The federal government has played an active role in financing new firms, particularly in high-technology industries, since the Soviet Union’s launch of the Sputnik satellite. In recent years, European and Asian nations and many U.S. states have adopted similar initiatives. Although these programs’ precise structures have differed, the efforts have been predicated on two shared assumptions: (1) that the private sector provides insufficient capital to new firms, and (2) that the government either can identify investments that ultimately will yield high social and/or private returns or can encourage effective financial intermediaries.1 In contrast to many forms of government intervention designed to boost economic growth, such as privatization programs, these claims have received little scrutiny by economists.
The neglect of these questions is unfortunate.

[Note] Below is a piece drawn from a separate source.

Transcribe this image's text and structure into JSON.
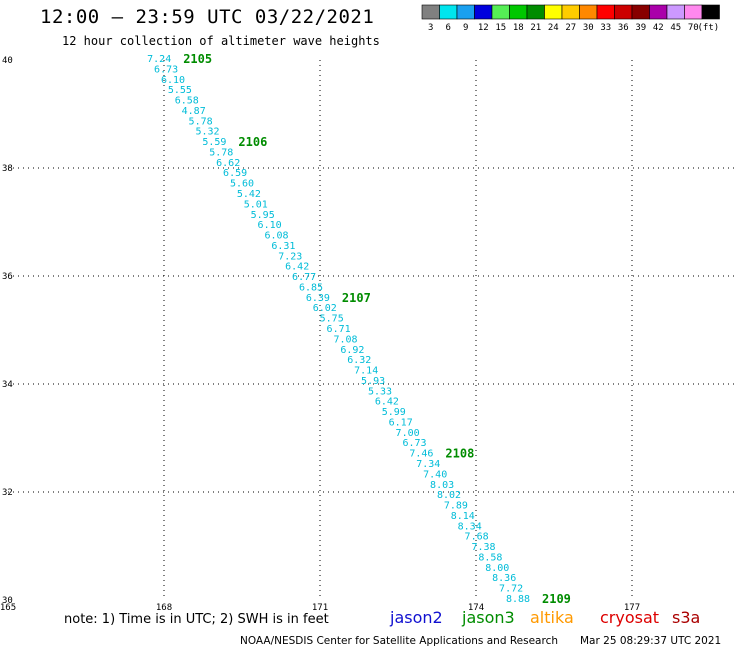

Although the sums of money involved are modest relative to public expenditures on defense procurement or retiree benefits, these programs are very substantial when compared to contemporaneous private investments in new firms. Several examples, documented by Gompers and Lerner (1998b), underscore this point:
The Small Business Investment Company (SBIC) program led to the provision of more than $3 billion to young firms between 1958 and 1969, more than three times the total private venture capital investment during these years (Noone and Rubel, 1970).
In 1995, the sum of the equity financing provided through and guaranteed by public small business financing programs was $2.4 billion, more than 60 percent of the amount disbursed by traditional venture funds in that year. Perhaps more significant, the bulk of the public funds went to earlystage firms, which in the past decade had accounted for only about 30 percent of the disbursements by independent venture capital funds (Venture Economics, 1996).
Some of America’s most dynamic technology companies received support through the SBIC and the Small Business Innovation Research (SBIR) programs while the companies were still privately held entities, including Apple Computer, Chiron, Compaq, and Intel.
Public venture capital programs also have had a significant impact overseas: For example, Germany has created about 800 federal and state government financing programs for new firms over the past two decades, which provide the bulk of the financing for technology-intensive start-ups (OECD, 1995).
It is striking to note the similar emphasis on these rationales in, for instance, the statement of Senator John Sparkman (1958) upon passage of the Small Business Investment Act and the recent testimony of Dr. Mary Good (1995), Under Secretary for Technology at the U.S. Department of Commerce. The rationales for such programs are discussed in depth in a report from the U.S. Congressional Budget Office (1985).